I looked at him incredulously as I held out my hand. “No one is amazing at rock, paper, scissors. One, two, three… I didn’t say go!”
He waved his scissors in the air. “You said three. Isn’t three when normal people go?”
“I am normal. OK, one, two, three. Argh!” He did a victory dance that consisted mostly of hip thrusting. “Two out of three?” I asked, half laughing.
“Fine.” His wide mouth crooked up, and my eyes stuck on it for a second before I got back to business.
“One, two, three… no!”
“I won, I won! That king-sized bed is mine.” He jogged in a little circle like he’d just scored a goal in the World Cup final, and I felt a grin stretch across my face. He was just so goofy, and I couldn’t help but be a little bit charmed.
But wait—this was what Tad had warned me about. “Yes,” I said, forcing the smile out of my voice with cool professionalism. “All yours.”
Kieran raised his arms and stretched, and I absolutely did not notice that his sweatshirt rode up. Except his happy trail was auburn. Shut up, libido. “So what’s the plan for the rest of the night?” he asked.
“Checking Tad’s supplies and then a quick trip to the supermarket. I have a standard list of ingredients we need for testing.”
His head cocked. “You’re not a ‘buy what you feel like’ kind of person, then?”
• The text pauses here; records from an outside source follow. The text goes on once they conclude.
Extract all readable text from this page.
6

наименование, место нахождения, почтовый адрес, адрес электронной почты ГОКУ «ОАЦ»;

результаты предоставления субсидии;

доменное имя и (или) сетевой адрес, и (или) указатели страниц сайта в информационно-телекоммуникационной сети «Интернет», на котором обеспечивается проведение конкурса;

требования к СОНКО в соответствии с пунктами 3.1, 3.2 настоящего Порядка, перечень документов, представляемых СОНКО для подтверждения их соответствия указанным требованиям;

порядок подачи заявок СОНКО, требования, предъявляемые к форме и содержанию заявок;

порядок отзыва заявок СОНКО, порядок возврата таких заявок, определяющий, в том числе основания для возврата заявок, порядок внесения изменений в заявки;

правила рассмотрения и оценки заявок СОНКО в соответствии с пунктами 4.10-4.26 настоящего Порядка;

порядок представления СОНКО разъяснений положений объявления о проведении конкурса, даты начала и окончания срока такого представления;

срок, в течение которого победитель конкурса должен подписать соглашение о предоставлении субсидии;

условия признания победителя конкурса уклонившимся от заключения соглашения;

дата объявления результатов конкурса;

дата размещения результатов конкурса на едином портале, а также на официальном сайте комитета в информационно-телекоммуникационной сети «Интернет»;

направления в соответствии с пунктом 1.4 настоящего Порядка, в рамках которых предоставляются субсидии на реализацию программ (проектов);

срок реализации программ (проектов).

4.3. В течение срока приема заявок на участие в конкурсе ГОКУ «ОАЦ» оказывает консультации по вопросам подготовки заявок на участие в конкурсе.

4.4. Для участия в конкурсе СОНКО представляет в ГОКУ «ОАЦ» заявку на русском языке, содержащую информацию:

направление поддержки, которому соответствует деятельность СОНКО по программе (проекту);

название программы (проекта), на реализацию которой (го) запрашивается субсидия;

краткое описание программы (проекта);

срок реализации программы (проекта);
I gave his rhetorical question exactly the amount of attention it deserved. “Then we should do some planning. Start to think of things you want to try out and then write down some kind of outline. There’s a farmers’ market in Sonoma Plaza day after tomorrow, too. We should go raid it.”
Out of nowhere, he looked uncertain. “Sounds like you’ve got it all figured out,” he said with a lightness I didn’t buy, his fingers rubbing his forearm.
“That’s why Tad pays me the moderately sized bucks.” I tilted my head. “Is that all OK with you?”
He shrugged. “Totally fine. You’re in charge. If you want me, I’ll be rolling around in my enormous bed.” And with that, he wandered off.
So he was fine when he was playing, but as soon as we talked about work, he checked out? That wasn’t a good sign.
A little part of me said that I’d liked playing too, once upon a time, but I ignored it. One of us had to stay on task, and it was clear it wouldn’t be him.